Artem Stefanov, Arma 17
Stefanov's piece, called Hypnosis, was inspired by the 'glitch effect' of altered reality.
Alexey Kio, 1st Yamskogo Polya
Aleksey Kio's signature geometrical style shines through in this brightly-colored mural – a step away from his usual monochrome.
Zmogk, Kozhevnicheskaya 6
Some street art in Moscow is used for commercial purposes, like this stunning piece by Konstantin Zmogk, promoting a fashion brand in central Moscow.
Misha Most, Krasnaya Presnya
Other murals appear on a 'guerrilla' basis, like this one by the enigmatic and elusive artist Misha Most, part of the ‘Zachem’ (What for) gang – Moscow's signature rebel slogan that the artists spread worldwide during their tours. Spot a ‘3a4em’ sticker or graffiti in your city, and you’ll know where it came from.
Project Nasledie, Bolshoy Afanasievsky, 33
Artists from the ‘Nasledie’ (Heritage) project have created a number of huge portraits of Russia's outstanding cultural figures across the capital. A six-story image of writer Mikhail Bulgakov can be seen in Moscow's historic Kropotkinskaya district, where the action in Bulgakov's world-famous novel ‘The Master and Margarita’ largely took place.
Project Set, Sadovaya-Spasskaya, 18/1
Russia's pro-government youth movement known as ‘Project Set’ (Project Network) recently created controversial graffiti on one of the city's main roads, the Garden Ring. The group says its design showing a bear dressing the doves of peace in body armor is a birthday present to Russian President Vladimir Putin. It claims the mural is a "prequel" to the famous piece by the British artist Banksy in Palestine, the ‘Armored Dove’. The image represents the idea that Russia is the nation responsible for providing safety for the rest of the world, the group explains.

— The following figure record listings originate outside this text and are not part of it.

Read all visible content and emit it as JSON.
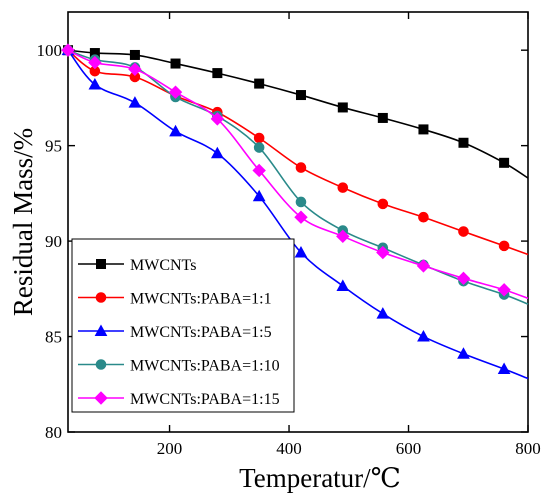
{
  "chart_data": {
    "type": "line",
    "xlabel": "Temperatur/℃",
    "ylabel": "Residual Mass/%",
    "xlim": [
      30,
      800
    ],
    "ylim": [
      80,
      102
    ],
    "xticks": [
      200,
      400,
      600,
      800
    ],
    "yticks": [
      80,
      85,
      90,
      95,
      100
    ],
    "xtick_labels": [
      "200",
      "400",
      "600",
      "800"
    ],
    "ytick_labels": [
      "80",
      "85",
      "90",
      "95",
      "100"
    ],
    "grid": false,
    "legend_position": "lower-left",
    "series": [
      {
        "name": "MWCNTs",
        "color": "#000000",
        "marker": "square",
        "x": [
          30,
          75,
          142,
          210,
          280,
          350,
          420,
          490,
          557,
          625,
          692,
          760,
          800
        ],
        "y": [
          100,
          99.85,
          99.75,
          99.3,
          98.8,
          98.25,
          97.65,
          97.0,
          96.45,
          95.85,
          95.15,
          94.1,
          93.3
        ],
        "marker_x": [
          30,
          75,
          142,
          210,
          280,
          350,
          420,
          490,
          557,
          625,
          692,
          760
        ]
      },
      {
        "name": "MWCNTs:PABA=1:1",
        "color": "#ff0000",
        "marker": "circle",
        "x": [
          30,
          75,
          142,
          210,
          280,
          350,
          420,
          490,
          557,
          625,
          692,
          760,
          800
        ],
        "y": [
          100,
          98.9,
          98.6,
          97.6,
          96.75,
          95.4,
          93.85,
          92.8,
          91.95,
          91.25,
          90.5,
          89.75,
          89.3
        ],
        "marker_x": [
          30,
          75,
          142,
          210,
          280,
          350,
          420,
          490,
          557,
          625,
          692,
          760
        ]
      },
      {
        "name": "MWCNTs:PABA=1:5",
        "color": "#0000ff",
        "marker": "triangle",
        "x": [
          30,
          75,
          142,
          210,
          280,
          350,
          420,
          490,
          557,
          625,
          692,
          760,
          800
        ],
        "y": [
          100,
          98.2,
          97.25,
          95.75,
          94.6,
          92.35,
          89.4,
          87.65,
          86.2,
          85.0,
          84.1,
          83.3,
          82.8
        ],
        "marker_x": [
          30,
          75,
          142,
          210,
          280,
          350,
          420,
          490,
          557,
          625,
          692,
          760
        ]
      },
      {
        "name": "MWCNTs:PABA=1:10",
        "color": "#2a8a8a",
        "marker": "circle",
        "x": [
          30,
          75,
          142,
          210,
          280,
          350,
          420,
          490,
          557,
          625,
          692,
          760,
          800
        ],
        "y": [
          100,
          99.5,
          99.1,
          97.55,
          96.55,
          94.9,
          92.05,
          90.55,
          89.65,
          88.75,
          87.9,
          87.2,
          86.7
        ],
        "marker_x": [
          30,
          75,
          142,
          210,
          280,
          350,
          420,
          490,
          557,
          625,
          692,
          760
        ]
      },
      {
        "name": "MWCNTs:PABA=1:15",
        "color": "#ff00ff",
        "marker": "diamond",
        "x": [
          30,
          75,
          142,
          210,
          280,
          350,
          420,
          490,
          557,
          625,
          692,
          760,
          800
        ],
        "y": [
          100,
          99.35,
          99.0,
          97.8,
          96.4,
          93.7,
          91.25,
          90.25,
          89.4,
          88.7,
          88.05,
          87.45,
          87.0
        ],
        "marker_x": [
          30,
          75,
          142,
          210,
          280,
          350,
          420,
          490,
          557,
          625,
          692,
          760
        ]
      }
    ]
  }
}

Some murals hardly come under the definition of street art because they were sanctioned and ordered by the authorities, like the one above, celebrating 75 years since the Battle of Moscow during World War II.
Or this piece right in the city center, dedicated to Princes Minin and Pozharsky, who defended Moscow from a Polish invasion in the 17th century.

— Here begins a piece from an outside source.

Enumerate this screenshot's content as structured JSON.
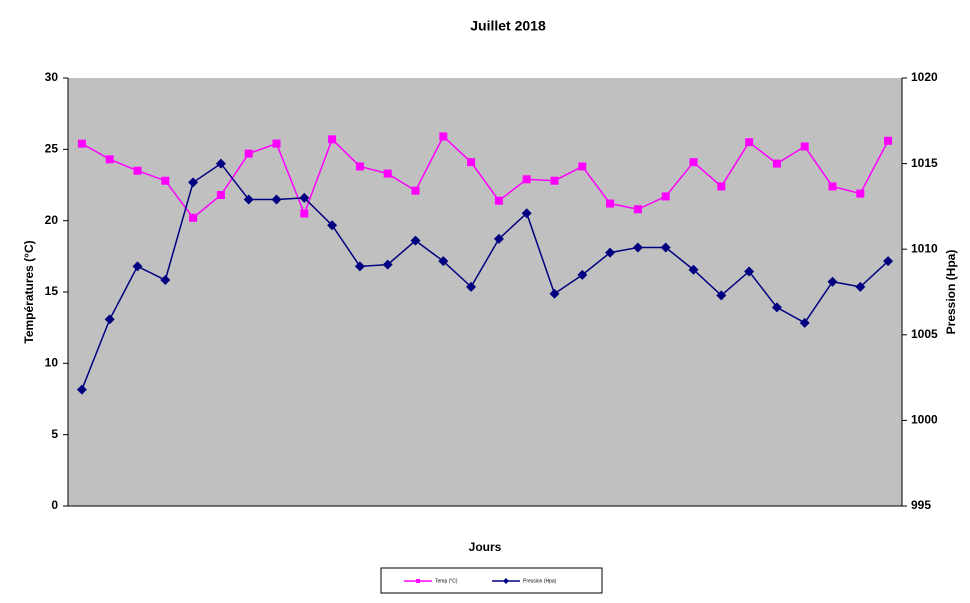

Although they have spread like wildfire in the past few years, thankfully these synthetic examples of street art are not the only designs gracing the walls of Moscow's buildings.
Street art festivals are a good example of a fruitful collaboration between artists and the authorities. And thanks to many such events held in the city, Moscow now has a lot to offer to graffiti lovers worldwide.
Alexey Luka, Garden Ring
Alexey Luka always considers the surroundings his art seamlessly blends into, working together with the colors of the landscape.

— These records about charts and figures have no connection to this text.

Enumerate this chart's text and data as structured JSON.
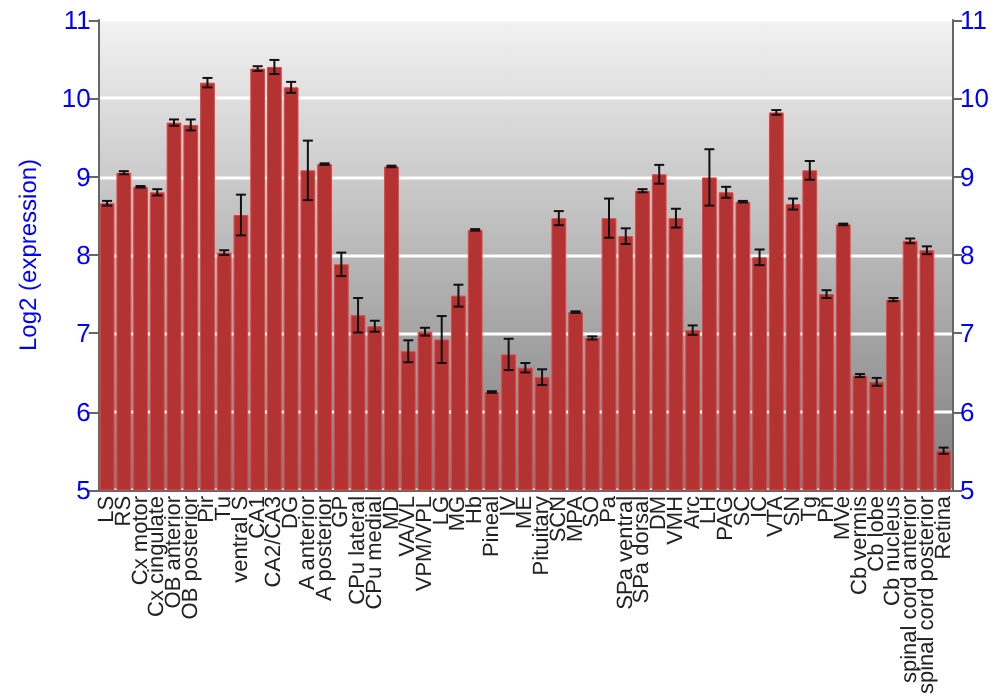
{
  "chart_data": {
    "type": "bar",
    "ylabel": "Log2 (expression)",
    "categories": [
      "LS",
      "RS",
      "Cx motor",
      "Cx cingulate",
      "OB anterior",
      "OB posterior",
      "Pir",
      "Tu",
      "ventral S",
      "CA1",
      "CA2/CA3",
      "DG",
      "A anterior",
      "A posterior",
      "GP",
      "CPu lateral",
      "CPu medial",
      "MD",
      "VA/VL",
      "VPM/VPL",
      "LG",
      "MG",
      "Hb",
      "Pineal",
      "IV",
      "ME",
      "Pituitary",
      "SCN",
      "MPA",
      "SO",
      "Pa",
      "SPa ventral",
      "SPa dorsal",
      "DM",
      "VMH",
      "Arc",
      "LH",
      "PAG",
      "SC",
      "IC",
      "VTA",
      "SN",
      "Tg",
      "Pn",
      "MVe",
      "Cb vermis",
      "Cb lobe",
      "Cb nucleus",
      "spinal cord anterior",
      "spinal cord posterior",
      "Retina"
    ],
    "series": [
      {
        "color": "#b33232",
        "values": [
          8.66,
          9.05,
          8.87,
          8.8,
          9.69,
          9.66,
          10.2,
          8.03,
          8.51,
          10.38,
          10.4,
          10.14,
          9.08,
          9.16,
          7.88,
          7.23,
          7.09,
          9.13,
          6.77,
          7.02,
          6.92,
          7.48,
          8.32,
          6.25,
          6.73,
          6.56,
          6.44,
          8.47,
          7.27,
          6.94,
          8.47,
          8.24,
          8.82,
          9.03,
          8.47,
          7.04,
          8.99,
          8.8,
          8.68,
          7.97,
          9.82,
          8.65,
          9.08,
          7.5,
          8.39,
          6.46,
          6.38,
          7.43,
          8.18,
          8.06,
          5.5
        ],
        "errors": [
          0.03,
          0.02,
          0.01,
          0.04,
          0.04,
          0.07,
          0.06,
          0.03,
          0.26,
          0.03,
          0.09,
          0.07,
          0.38,
          0.01,
          0.15,
          0.22,
          0.07,
          0.01,
          0.14,
          0.05,
          0.3,
          0.14,
          0.01,
          0.01,
          0.2,
          0.06,
          0.1,
          0.09,
          0.01,
          0.02,
          0.25,
          0.1,
          0.02,
          0.12,
          0.12,
          0.06,
          0.36,
          0.07,
          0.01,
          0.1,
          0.03,
          0.07,
          0.12,
          0.05,
          0.01,
          0.02,
          0.05,
          0.02,
          0.03,
          0.05,
          0.04
        ]
      }
    ],
    "ylim": [
      5,
      11
    ],
    "yticks": [
      5,
      6,
      7,
      8,
      9,
      10,
      11
    ],
    "y2lim": [
      5,
      11
    ],
    "y2ticks": [
      5,
      6,
      7,
      8,
      9,
      10,
      11
    ],
    "grid": "y"
  }
}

The local art scene has been livened up by foreign graffiti artists who have left their mark in Russia's capital.
Kobra, Bolshaya Dmitrovka
Kobra, from Portugal, painted a stunning tribute to superstar Russian ballerina Maya Plisetskaya.
3TTMAN, Orekhovy Boulevard
French artist 3TTAMN painted this mural in 2013, brightening up the Moscow suburbs.
Elias from Argentina painted the walls of the Meridian Art Center's brutalist building.